On 3/14/2014 10:24 AM, Paulo Pinto wrote:
Sadly the world at large ignored what was happening at ETHZ during the mid 90's
and decided to invest in optimizing C compilers instead.
The shift away from Pascal/Modula2 happened earlier than that. The beginning of
the end of Pascal was in 1987 - when Zortech C++ was released.
Why do I say that?
Far and away, the most popular platform for programmers was the PC. Before
ZTC++, C++ was unusable on the PC. ZTC++ caught the OOP wave right on the
upside, and it was a huge hit on the PC. It was successful enough that Microsoft
decided they needed to do a C++ too, as well as causing Borland to turn away
from Borland Pascal towards C++.
(One of the big problems with the Pascal family of languages is the code was not
portable between platforms, or even between vendors. There was no large library
of 32 bit code one could port to the PC. There was with C. C and C++ could
compile and run on 16 bit PCs and 32 bit workstations.)

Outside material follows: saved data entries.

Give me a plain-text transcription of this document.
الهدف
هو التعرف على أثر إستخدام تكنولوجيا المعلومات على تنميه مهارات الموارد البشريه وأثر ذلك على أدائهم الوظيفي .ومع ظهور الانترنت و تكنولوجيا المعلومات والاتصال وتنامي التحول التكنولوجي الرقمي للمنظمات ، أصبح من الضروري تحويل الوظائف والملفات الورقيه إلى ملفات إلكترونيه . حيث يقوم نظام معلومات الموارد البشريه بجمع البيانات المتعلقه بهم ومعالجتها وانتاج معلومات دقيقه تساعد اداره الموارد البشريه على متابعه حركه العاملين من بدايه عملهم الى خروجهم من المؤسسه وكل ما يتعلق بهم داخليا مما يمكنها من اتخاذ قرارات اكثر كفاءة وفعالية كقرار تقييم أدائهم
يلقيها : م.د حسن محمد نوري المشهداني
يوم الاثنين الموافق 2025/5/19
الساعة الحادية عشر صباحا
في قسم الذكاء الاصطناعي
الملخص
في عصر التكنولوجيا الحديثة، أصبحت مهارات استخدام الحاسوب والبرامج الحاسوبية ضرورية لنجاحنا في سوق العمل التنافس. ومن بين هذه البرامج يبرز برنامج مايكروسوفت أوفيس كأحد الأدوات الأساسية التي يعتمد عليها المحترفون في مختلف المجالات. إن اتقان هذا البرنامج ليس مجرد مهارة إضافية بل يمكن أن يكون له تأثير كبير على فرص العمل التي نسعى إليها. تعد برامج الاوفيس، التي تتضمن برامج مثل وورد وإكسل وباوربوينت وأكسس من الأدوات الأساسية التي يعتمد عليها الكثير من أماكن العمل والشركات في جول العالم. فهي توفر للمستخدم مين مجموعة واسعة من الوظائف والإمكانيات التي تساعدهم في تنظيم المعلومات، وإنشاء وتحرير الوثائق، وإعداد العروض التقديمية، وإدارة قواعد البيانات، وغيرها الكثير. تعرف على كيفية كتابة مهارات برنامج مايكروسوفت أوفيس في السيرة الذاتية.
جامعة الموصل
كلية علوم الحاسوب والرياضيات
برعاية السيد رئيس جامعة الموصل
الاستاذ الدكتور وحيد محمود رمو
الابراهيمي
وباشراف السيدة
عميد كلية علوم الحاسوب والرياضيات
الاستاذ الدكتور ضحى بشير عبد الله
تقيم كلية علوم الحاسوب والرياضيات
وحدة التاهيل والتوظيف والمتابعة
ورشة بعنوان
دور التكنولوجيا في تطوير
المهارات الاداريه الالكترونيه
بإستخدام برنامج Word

By the time Modula2 came around, the battle was already lost for the Pascal
family of languages.
So really, you can arguably assign significant blame on yours truly for the
failure of Modula2. (At a software trade show in 89 or 90 or so, one of the
compiler devs for Stepstone M2 ruefully told me that he'd "backed the wrong horse".)
So why did I do a C/C++ compiler initially rather than Pascal/M2? Simple - I'd
used Pascal in the late 70's, and hated it. I just couldn't get anything done in
Pascal, it had too many frustrating restrictions, as well as simply looking ugly
on a page. C and me was love at first sight.